La Línea Sigfrido

La Línea Sigfrido (Siegfried-Linie) o Muro del Oeste (Westwall) fue una línea de defensa alemana construida justo antes y durante la Segunda Guerra Mundial y va desde Kleve, en la frontera holandesa, hasta la frontera suiza. Tenía una longitud de más de 630 km.

La Línea Sigfrido era una sucesión de búnkeres (subterráneos), barreras de hormigón para tanques (también conocidas como dientes de dragón), nidos de ametralladoras, vallas de alambre de espino y campos de minas.

En los años anteriores a la Segunda Guerra Mundial, muchos estados europeos construyeron sus propias líneas de defensa. Por ello, los alemanes construyeron una línea de defensa en el este y en el oeste de Alemania, llamadas respectivamente Ostwall y Westwall.

La Línea Sigfrido se construyó entre 1936 y 1945 por orden de Adolf Hitler. El ingeniero Fritz Todt fue el encargado de las obras. El Muro del Oeste (Westwall) fue una respuesta a la Línea Maginot francesa, un gigantesco sistema de fortalezas a lo largo de la frontera alemana, que causó asombro a los alemanes.
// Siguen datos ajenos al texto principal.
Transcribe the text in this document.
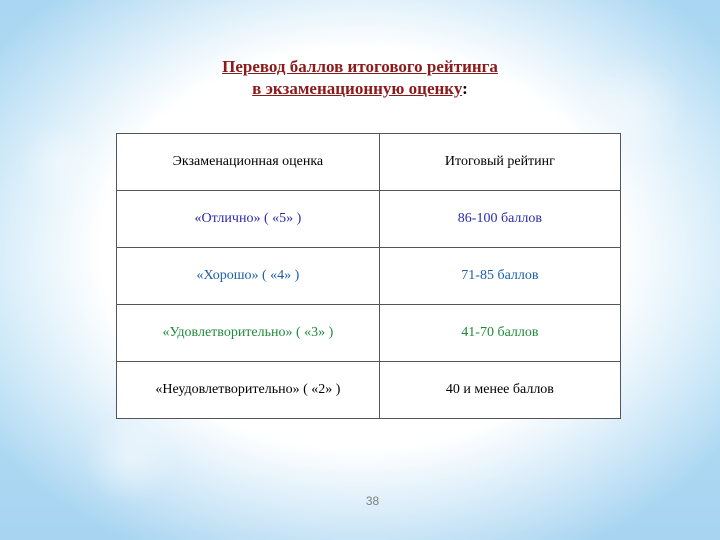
Перевод баллов итогового рейтинга
в экзаменационную оценку:
Экзаменационная оценка	Итоговый рейтинг
«Отлично» ( «5» )	86-100 баллов
«Хорошо» ( «4» )	71-85 баллов
«Удовлетворительно» ( «3» )	41-70 баллов
«Неудовлетворительно» ( «2» )	40 и менее баллов
38
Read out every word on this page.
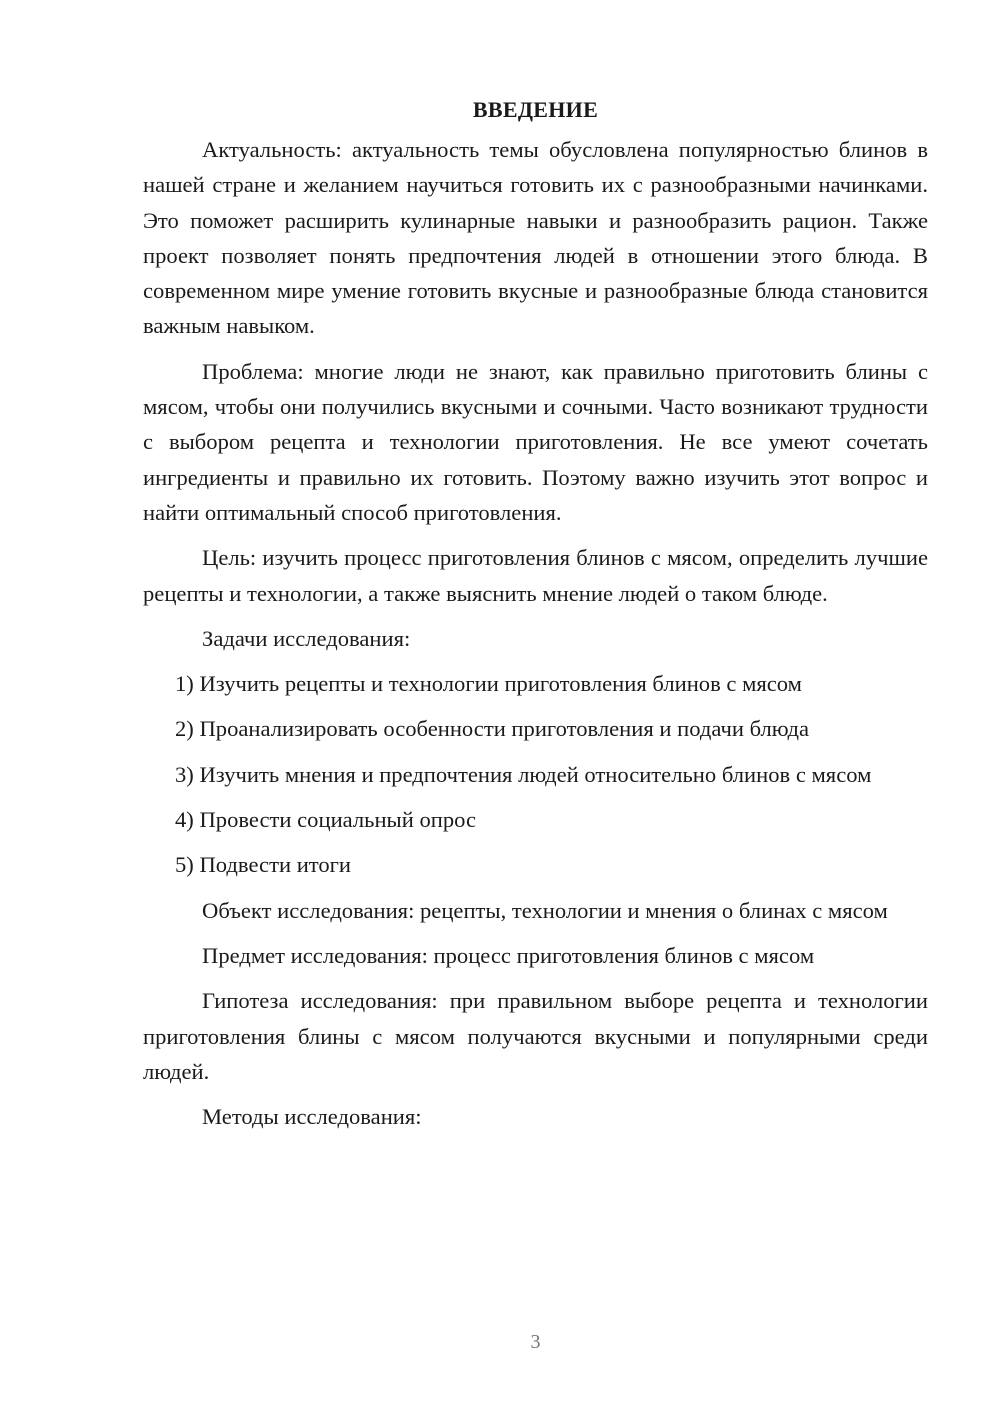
ВВЕДЕНИЕ

Актуальность: актуальность темы обусловлена популярностью блинов в нашей стране и желанием научиться готовить их с разнообразными начинками. Это поможет расширить кулинарные навыки и разнообразить рацион. Также проект позволяет понять предпочтения людей в отношении этого блюда. В современном мире умение готовить вкусные и разнообразные блюда становится важным навыком.

Проблема: многие люди не знают, как правильно приготовить блины с мясом, чтобы они получились вкусными и сочными. Часто возникают трудности с выбором рецепта и технологии приготовления. Не все умеют сочетать ингредиенты и правильно их готовить. Поэтому важно изучить этот вопрос и найти оптимальный способ приготовления.

Цель: изучить процесс приготовления блинов с мясом, определить лучшие рецепты и технологии, а также выяснить мнение людей о таком блюде.

Задачи исследования:

1) Изучить рецепты и технологии приготовления блинов с мясом

2) Проанализировать особенности приготовления и подачи блюда

3) Изучить мнения и предпочтения людей относительно блинов с мясом

4) Провести социальный опрос

5) Подвести итоги

Объект исследования: рецепты, технологии и мнения о блинах с мясом

Предмет исследования: процесс приготовления блинов с мясом

Гипотеза исследования: при правильном выборе рецепта и технологии приготовления блины с мясом получаются вкусными и популярными среди людей.

Методы исследования:

3
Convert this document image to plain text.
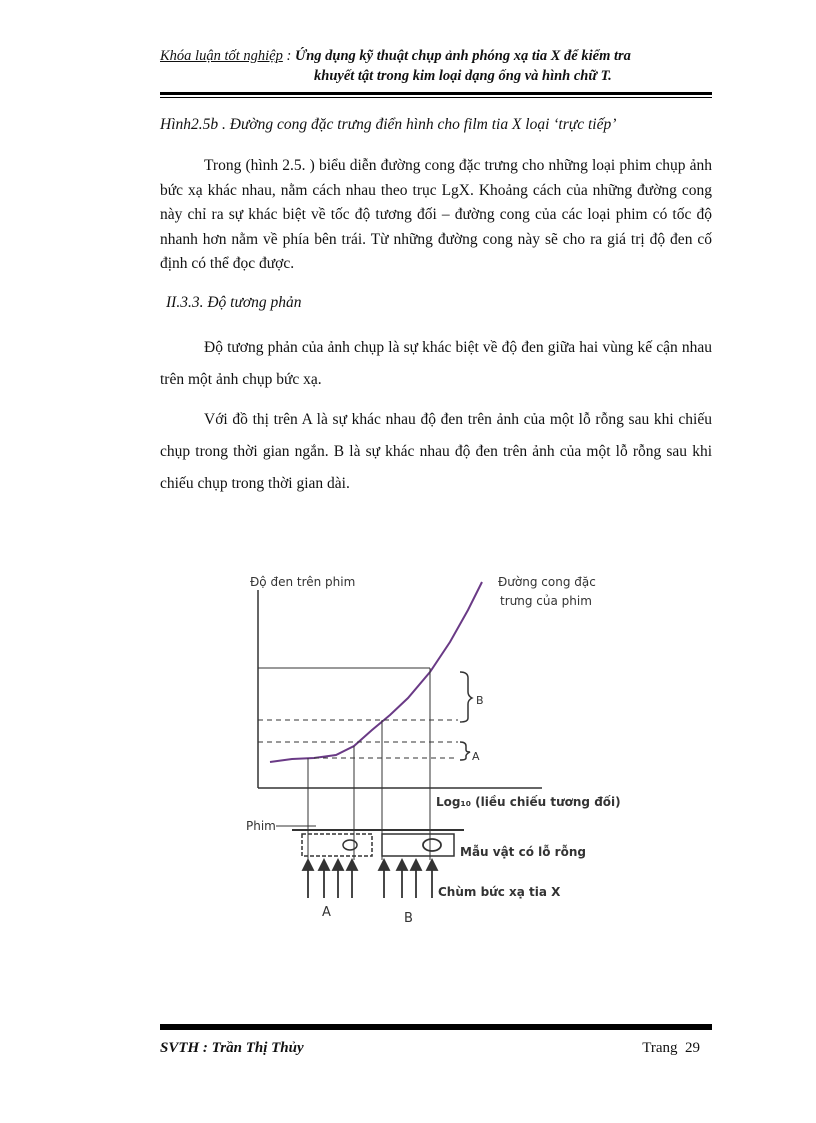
Khóa luận tốt nghiệp : Ứng dụng kỹ thuật chụp ảnh phóng xạ tia X để kiểm tra
khuyết tật trong kim loại dạng ống và hình chữ T.
Hình2.5b . Đường cong đặc trưng điển hình cho film tia X loại ‘trực tiếp’
Trong (hình 2.5. ) biểu diễn đường cong đặc trưng cho những loại phim chụp ảnh bức xạ khác nhau, nằm cách nhau theo trục LgX. Khoảng cách của những đường cong này chỉ ra sự khác biệt về tốc độ tương đối – đường cong của các loại phim có tốc độ nhanh hơn nằm về phía bên trái. Từ những đường cong này sẽ cho ra giá trị độ đen cố định có thể đọc được.
II.3.3. Độ tương phản
Độ tương phản của ảnh chụp là sự khác biệt về độ đen giữa hai vùng kế cận nhau trên một ảnh chụp bức xạ.
Với đồ thị trên A là sự khác nhau độ đen trên ảnh của một lỗ rỗng sau khi chiếu chụp trong thời gian ngắn. B là sự khác nhau độ đen trên ảnh của một lỗ rỗng sau khi chiếu chụp trong thời gian dài.
B
A
Độ đen trên phim	Đường cong đặc
trưng của phim
Log₁₀ (liều chiếu tương đối)
Phim
Mẫu vật có lỗ rỗng
Chùm bức xạ tia X
A	B
SVTH : Trần Thị Thủy	Trang 29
El proyecto de construcción es comparable en tamaño a la construcción de las autopistas alemanas, que permitió trabajar a miles de personas. El efecto fue psicológico y estratégico: como impulso para la población alemana y como disuasión para los franceses.

La ventaja estratégica obtenida por Hitler con su muro occidental se hizo patente en septiembre de 1939. Sólo había entre 100.000 y 200.000 soldados estacionados en la línea, mientras que la fuerza principal estaba en Polonia. Francia, en cambio, tenía 100 divisiones (casi 800.000 hombres).

En este periodo surgió la Sitzkrieg o Guerra de Broma, pequeñas ofensivas de ida y vuelta, incluida la Ofensiva del Sarre. Convencidos de la calidad de las líneas de defensa del adversario, ambos países no se atrevieron a atacarse frontalmente.

Alemania no tenía ninguna razón apremiante para hacerlo; la batalla en Polonia era suya. Sin embargo, los franceses no tenían otra alternativa para presionar a Alemania para que se retirara de Polonia. En mayo de 1940, cuando Polonia estaba dividida entre Alemania y la Unión Soviética, las tropas alemanas atacaron.

Sin embargo, la Línea Sigfrido no puede compararse con la Línea Maginot. Era un concepto completamente diferente, basado en las experiencias de la Primera Guerra Mundial. Los alemanes creían más en posiciones de combate “pequeñas” que pudieran apoyarse mutuamente con profundidad en la defensa.

Sin embargo, el concepto original se adaptó rápidamente en 1944. En la década de 1930, se pensaba que las batallas se librarían desde los búnkeres, pero en 1944 éstos resultaron servir más bien como “ratoneras de hormigón”. El nuevo concepto de 1944 significaba que los búnkeres debían ofrecer protección durante los bombardeos, pero que las batallas se libraban desde posiciones fuera de los búnkeres.

En 1944, el anticuado Westwall proporcionó un refugio seguro a las unidades alemanas en retirada. Los problemas logísticos en el bando aliado y la injustificada falta de respeto a la muralla occidental también dieron tiempo a los alemanes para reorganizar sus defensas. Esto ocurrió bajo el liderazgo del mariscal de campo Walter Model.

Cuando los aliados reanudaron su avance a mediados de septiembre de 1944, se produjeron amargos y encarnizados combates y el avance se detuvo rápidamente. Al mismo tiempo, los aliados perdieron la batalla de Arnhem y tuvieron que rechazar la contraofensiva alemana en las Ardenas (Batalla de las Ardenas) en diciembre de 1944, por lo que los aliados no pudieron penetrar en territorio alemán hasta marzo de 1945.

Después de la Segunda Guerra Mundial, la responsabilidad de eliminar las posiciones se asignó a las respectivas fuerzas de ocupación. Por eso la Línea Sigfrido ya no existe hoy. Los únicos restos visibles son los obstáculos antitanque y algunas extrañas protuberancias en el paisaje.

En algunos lugares, la gente intenta ahora proteger los restos de la muralla occidental. Algunos museos se han instalado en antiguos búnkeres, por ejemplo el Museo Westwall, cerca de Irrel.

Cabe destacar, para terminar, que Animales y plantas poco comunes encuentran un hogar perfecto en las húmedas y oscuras ruinas de la Línea Sigfrido o Muro del Oeste.